What has been reported as a risk factor for clubfoot relapse after Tibialis Anterior Tendon Transfer (TATT)?
  1. Family history
  2. Type of fixation of tendon transfer
  3. Tendon transfer before age 2½
  4. Transfer to cuboid
Correct Answer: 3
 TATT is used to correct clubfoot relapse associated with dynamic supination. Two studies(1, 2) have reported higher recurrence rate after TATT if the surgery is performed before 2 ½ years of age. Other answers (Family history, type of fixation, and transfer to cuboid) have not been reported as risk factors for recurrence after TATT.

  • Luckett MR, Hosseinzadeh P, Ashley PA, Muchow RD, Talwalkar VR, Iwinski HJ, et al. Factors predictive of second recurrence in clubfeet treated by ponseti casting. Journal of pediatric orthopedics. 2015;35(3):303-6.

  • Masrouha KZ, Morcuende JA. Relapse after tibialis anterior tendon transfer in idiopathic clubfoot treated by the Ponseti method.
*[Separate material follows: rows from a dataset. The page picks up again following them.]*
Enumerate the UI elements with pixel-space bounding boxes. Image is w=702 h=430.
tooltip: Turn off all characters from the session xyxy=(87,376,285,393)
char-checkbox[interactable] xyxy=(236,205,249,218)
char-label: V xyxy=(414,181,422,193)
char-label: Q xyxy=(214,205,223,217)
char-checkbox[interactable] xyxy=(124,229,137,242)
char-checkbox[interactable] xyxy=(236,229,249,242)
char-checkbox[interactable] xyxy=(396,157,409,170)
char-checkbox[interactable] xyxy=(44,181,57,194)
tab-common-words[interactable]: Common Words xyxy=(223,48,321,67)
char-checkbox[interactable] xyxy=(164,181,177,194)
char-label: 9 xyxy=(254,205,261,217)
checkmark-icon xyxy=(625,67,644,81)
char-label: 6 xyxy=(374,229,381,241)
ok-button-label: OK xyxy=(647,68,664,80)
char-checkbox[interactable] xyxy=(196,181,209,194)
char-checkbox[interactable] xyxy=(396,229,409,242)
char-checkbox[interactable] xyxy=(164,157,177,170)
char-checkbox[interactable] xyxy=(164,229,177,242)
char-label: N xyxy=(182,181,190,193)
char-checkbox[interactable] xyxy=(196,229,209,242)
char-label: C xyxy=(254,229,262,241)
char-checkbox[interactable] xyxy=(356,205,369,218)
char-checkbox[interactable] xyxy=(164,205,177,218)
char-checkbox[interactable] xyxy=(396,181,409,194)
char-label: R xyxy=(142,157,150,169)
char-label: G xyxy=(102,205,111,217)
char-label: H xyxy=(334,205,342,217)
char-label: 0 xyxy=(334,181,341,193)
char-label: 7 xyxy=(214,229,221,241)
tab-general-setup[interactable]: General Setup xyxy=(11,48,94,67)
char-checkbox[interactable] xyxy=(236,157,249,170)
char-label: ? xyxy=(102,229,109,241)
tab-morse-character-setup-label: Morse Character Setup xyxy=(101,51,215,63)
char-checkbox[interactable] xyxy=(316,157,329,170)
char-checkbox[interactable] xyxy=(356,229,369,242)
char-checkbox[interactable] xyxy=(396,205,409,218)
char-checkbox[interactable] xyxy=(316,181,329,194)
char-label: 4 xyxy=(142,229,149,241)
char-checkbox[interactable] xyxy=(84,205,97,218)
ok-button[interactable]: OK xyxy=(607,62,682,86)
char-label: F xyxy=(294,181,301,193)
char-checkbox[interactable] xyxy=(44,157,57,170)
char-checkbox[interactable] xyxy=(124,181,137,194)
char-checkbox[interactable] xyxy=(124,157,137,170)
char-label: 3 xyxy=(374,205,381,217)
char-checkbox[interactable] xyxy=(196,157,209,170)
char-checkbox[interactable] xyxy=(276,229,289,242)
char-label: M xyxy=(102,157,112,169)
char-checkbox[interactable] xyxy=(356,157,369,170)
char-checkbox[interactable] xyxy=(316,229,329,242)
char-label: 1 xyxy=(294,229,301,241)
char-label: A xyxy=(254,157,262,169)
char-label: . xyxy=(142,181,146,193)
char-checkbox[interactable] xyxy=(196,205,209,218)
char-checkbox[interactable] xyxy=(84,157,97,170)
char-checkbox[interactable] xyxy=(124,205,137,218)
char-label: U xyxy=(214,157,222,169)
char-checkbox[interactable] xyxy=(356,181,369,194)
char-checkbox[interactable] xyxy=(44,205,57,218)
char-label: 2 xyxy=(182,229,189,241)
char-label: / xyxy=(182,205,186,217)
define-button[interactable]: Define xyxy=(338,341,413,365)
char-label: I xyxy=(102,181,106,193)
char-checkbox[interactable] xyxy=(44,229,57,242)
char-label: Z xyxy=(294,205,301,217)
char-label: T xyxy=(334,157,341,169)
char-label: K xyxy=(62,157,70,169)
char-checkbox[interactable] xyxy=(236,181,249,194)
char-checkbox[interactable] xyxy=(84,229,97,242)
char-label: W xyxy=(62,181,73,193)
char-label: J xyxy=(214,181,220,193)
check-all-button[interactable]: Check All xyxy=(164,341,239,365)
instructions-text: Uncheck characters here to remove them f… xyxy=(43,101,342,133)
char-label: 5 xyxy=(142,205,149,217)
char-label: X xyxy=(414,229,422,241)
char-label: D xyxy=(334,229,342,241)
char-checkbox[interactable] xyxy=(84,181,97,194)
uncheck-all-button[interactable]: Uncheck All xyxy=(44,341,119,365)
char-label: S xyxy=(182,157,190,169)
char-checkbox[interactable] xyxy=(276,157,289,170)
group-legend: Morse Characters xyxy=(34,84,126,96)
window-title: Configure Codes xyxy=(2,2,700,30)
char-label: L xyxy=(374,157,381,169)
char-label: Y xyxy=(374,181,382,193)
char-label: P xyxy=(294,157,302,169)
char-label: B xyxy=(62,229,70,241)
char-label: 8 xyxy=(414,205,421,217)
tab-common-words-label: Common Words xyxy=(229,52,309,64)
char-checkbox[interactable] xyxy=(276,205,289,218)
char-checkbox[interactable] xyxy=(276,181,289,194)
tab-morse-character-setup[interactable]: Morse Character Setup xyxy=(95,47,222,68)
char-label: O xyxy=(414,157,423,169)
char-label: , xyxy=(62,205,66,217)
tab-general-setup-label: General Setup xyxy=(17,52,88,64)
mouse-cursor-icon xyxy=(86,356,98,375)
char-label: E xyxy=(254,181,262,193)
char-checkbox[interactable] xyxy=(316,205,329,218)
Journal of pediatric orthopedics. 2012;32(1):81-4.

 Question 12:

  Which one is not found in complex idiopathic clubfeet?
  1. Hyper extended first ray
  2. Rigid equinus
  3. Cavus deformity of all metatarsals
  4. Dropped halux
 Correct Answer: 4 
Complex idiopathic clubfoot is a special type of idiopathic clubfoot that requires another type of treatment described by Dr. Ponseti (1)(besides the traditional Ponseti method). Hyper extended first ray, rigid equines, and cavus deformity of all metatarsals are all the deformities found in the complex idiopathic clubfoot. Dropped hallux is seen in some clubfeet associated with peroneal nerve palsy but is not seen in complex idiopathic clubfeet (2).
  • Ponseti IV, Zhivkov M, Davis N, Sinclair M, Dobbs MB, Morcuende JA. Treatment of the complex idiopathic clubfoot. Clinical orthopaedics and related research. 2006;451:171-6.
  • Edmonds EW, Frick SL. The drop toe sign: an indicator of neurologic impairment in congenital clubfoot. Clinical orthopaedics and related research. 2009;467(5):1238-42.